How to form a good relationship with your professor

By: Laurence Black

“Don’t be a teacher’s pet.” This is a phrase that most students hear throughout their academic careers. To an extent, it’s true—no one likes the kid who is always trying to buddy-up to every professor, but where else can positive,prestigious recommendations come from when it is time to apply to graduate programs? Be covert. Follow these simple rules and no one will notice that you are an undercover pet.

However intimidating it may be to sit front and center in a huge lecture hall, it always comes in handy. Sitting in front allows the professor to remember your face. Seeing a familiar face every day means that they will be more likely to interact with you before, during or after class. Furthermore, sitting in the front allows them to see that you are paying attention and making an effort. However, you must be careful because sitting in front of the professor’s face means that he will also be more able to see you texting or playing on Facebook.

Additionally, If you are going to sit in front of the class, be prepared to answer questions when they are asked. Always do the homework and read the book. Professors find nothing more frustrating than rooms full of students who have no idea what is going on. Be that beacon of light in the sea of blank stares. Your professor will remember it.

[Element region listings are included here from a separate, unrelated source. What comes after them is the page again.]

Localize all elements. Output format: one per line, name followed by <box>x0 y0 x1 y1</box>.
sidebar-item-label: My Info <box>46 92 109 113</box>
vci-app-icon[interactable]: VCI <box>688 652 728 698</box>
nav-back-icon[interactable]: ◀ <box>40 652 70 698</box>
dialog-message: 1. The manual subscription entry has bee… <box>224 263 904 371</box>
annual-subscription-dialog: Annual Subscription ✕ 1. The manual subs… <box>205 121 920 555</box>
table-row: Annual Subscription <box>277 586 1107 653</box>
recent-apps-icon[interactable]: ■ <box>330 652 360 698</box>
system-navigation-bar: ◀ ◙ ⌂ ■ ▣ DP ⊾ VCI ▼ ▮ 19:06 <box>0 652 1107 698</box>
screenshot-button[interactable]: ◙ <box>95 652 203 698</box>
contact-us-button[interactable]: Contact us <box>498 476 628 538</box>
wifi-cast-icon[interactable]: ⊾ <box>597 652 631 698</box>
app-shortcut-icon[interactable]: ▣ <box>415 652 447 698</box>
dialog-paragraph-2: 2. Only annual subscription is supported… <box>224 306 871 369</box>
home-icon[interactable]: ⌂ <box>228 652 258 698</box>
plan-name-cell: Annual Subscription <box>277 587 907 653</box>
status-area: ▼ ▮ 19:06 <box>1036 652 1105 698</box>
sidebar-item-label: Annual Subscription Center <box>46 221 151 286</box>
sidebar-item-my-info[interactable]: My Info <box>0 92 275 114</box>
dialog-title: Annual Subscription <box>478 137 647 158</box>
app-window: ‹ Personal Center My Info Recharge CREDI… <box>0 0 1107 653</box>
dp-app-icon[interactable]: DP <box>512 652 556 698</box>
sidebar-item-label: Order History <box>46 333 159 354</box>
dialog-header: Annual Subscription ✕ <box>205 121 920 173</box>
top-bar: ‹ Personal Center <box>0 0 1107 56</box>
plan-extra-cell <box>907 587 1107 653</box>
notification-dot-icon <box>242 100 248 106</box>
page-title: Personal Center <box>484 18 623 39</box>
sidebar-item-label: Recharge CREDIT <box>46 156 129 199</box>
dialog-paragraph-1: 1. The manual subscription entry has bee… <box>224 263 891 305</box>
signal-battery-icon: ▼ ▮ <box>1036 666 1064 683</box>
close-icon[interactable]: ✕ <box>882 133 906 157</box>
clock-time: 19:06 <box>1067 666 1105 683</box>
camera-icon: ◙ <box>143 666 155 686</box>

Photo credit: Tulane Public Relations / Foter / CC BY

The next key step in being a covert teachers pet is regularly attending office hours. Professors are a far less intimidating when you are with them on a one-on-one basis. Just because your professor is twice your age and their name is followed by “MD, PhD,” does not mean that professors are not people too. More often than not, they are happy to know that you are excited to learn and more than willing to help when you are struggling. Through office hours, you can also work to develop a more personal relationship with your professor, allowing them to get to know you as a person. This will prove helpful when you are scrambling for recommendations later in your college career.

Finally, always be inquisitive. Show your professor that you have a thirst to learn. A positive attitude will benefit you in the best of ways — even in the dullest of subjects. Not only will your professor be impressed that you are awake, but you will also be more likely to remember the material when a test inevitably rolls around. Most of the time, the classes that are the hardest to pay attention in are the ones that will come back and haunt you on graduate admissions tests such as the MCAT or the PCAT.

It is possible to be a star student without antagonizing your professor. All it takes is proper seating and a little academic effort. As a bonus, you will learn a lot in the process, make better grades and truly enhance your collegiate experience.